Ms. Sarandon, is it necessary to turn your life upside down every now and then?
Your life is upside down. I see my life as an organism and not as something that is on a linear path where you get to a certain point and you accomplish certain things and you stop. You have to look at your life and relationships as being part of some kind of breathing organism, a living thing. Not a machine, but some kind of plant that keeps growing. One of my strongest talents is that when something that I have not known presents itself, I am able to recognize it and change directions and give it a shot.
I’m sure that has opened a lot of doors for you in your career.
Yes, life is much more creative than I would be if I were planning the whole thing! I feel you need to see the bigger picture and not fret over little stuff. I am not holding onto any major issues.

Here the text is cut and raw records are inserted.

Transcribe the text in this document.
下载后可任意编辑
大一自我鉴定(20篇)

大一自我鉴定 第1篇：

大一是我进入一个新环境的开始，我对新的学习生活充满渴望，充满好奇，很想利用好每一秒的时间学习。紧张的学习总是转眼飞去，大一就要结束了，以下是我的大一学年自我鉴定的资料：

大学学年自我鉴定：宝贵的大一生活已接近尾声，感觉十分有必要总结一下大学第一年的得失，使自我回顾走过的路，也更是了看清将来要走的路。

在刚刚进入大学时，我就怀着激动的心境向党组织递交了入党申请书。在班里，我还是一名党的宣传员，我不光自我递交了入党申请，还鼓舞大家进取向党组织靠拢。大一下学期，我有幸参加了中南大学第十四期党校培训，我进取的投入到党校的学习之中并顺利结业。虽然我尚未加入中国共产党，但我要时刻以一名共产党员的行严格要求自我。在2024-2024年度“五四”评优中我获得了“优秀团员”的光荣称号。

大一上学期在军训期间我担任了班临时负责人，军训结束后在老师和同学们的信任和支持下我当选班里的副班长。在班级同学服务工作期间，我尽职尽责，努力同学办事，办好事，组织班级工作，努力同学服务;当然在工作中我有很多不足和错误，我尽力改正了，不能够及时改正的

I have a tattoo that goes around my right wrist that looks like barbed wire, but it’s actually ANDAND linked together, which basically stands for “A New Dawn, A New Day.” It’s about waking up every day knowing that you have a chance to start again and forgive and be forgiven and to let go of yesterday.
How do you achieve that?
The best thing to do is stay curious, live an authentic life, and put yourself in many new situations with people who have a lot of challenging ideas. As you work out who you are and you find your voice, your life gets more and more interesting.
Does life also get easier?
Not necessarily easier, but better. I am at a stage of my life where my children are educating me. I am learning a lot of things through them. I am rereading books that they are reading for the first time, which is really great. Picking up things that I read before, but now we are having fun reading them at the same time. Talking about music, films, philosophy. Now that I put in my years of raising them, they are in a position to influence me and to open my mind to things.
Do you still believe it is possible to change the world?
I came of age in the ’60s and ’70s and because the world was changing, there was a belief that the US would be part of various revolutions. You tend to forget the idealism and the belief of that time. With age it becomes more and more difficult for you to believe in action. There is a certain amount of naiveté that enables you to think that you can change the world, but you can definitely have an effect. The thing is – if you are going for obvious results, you might not know what they are.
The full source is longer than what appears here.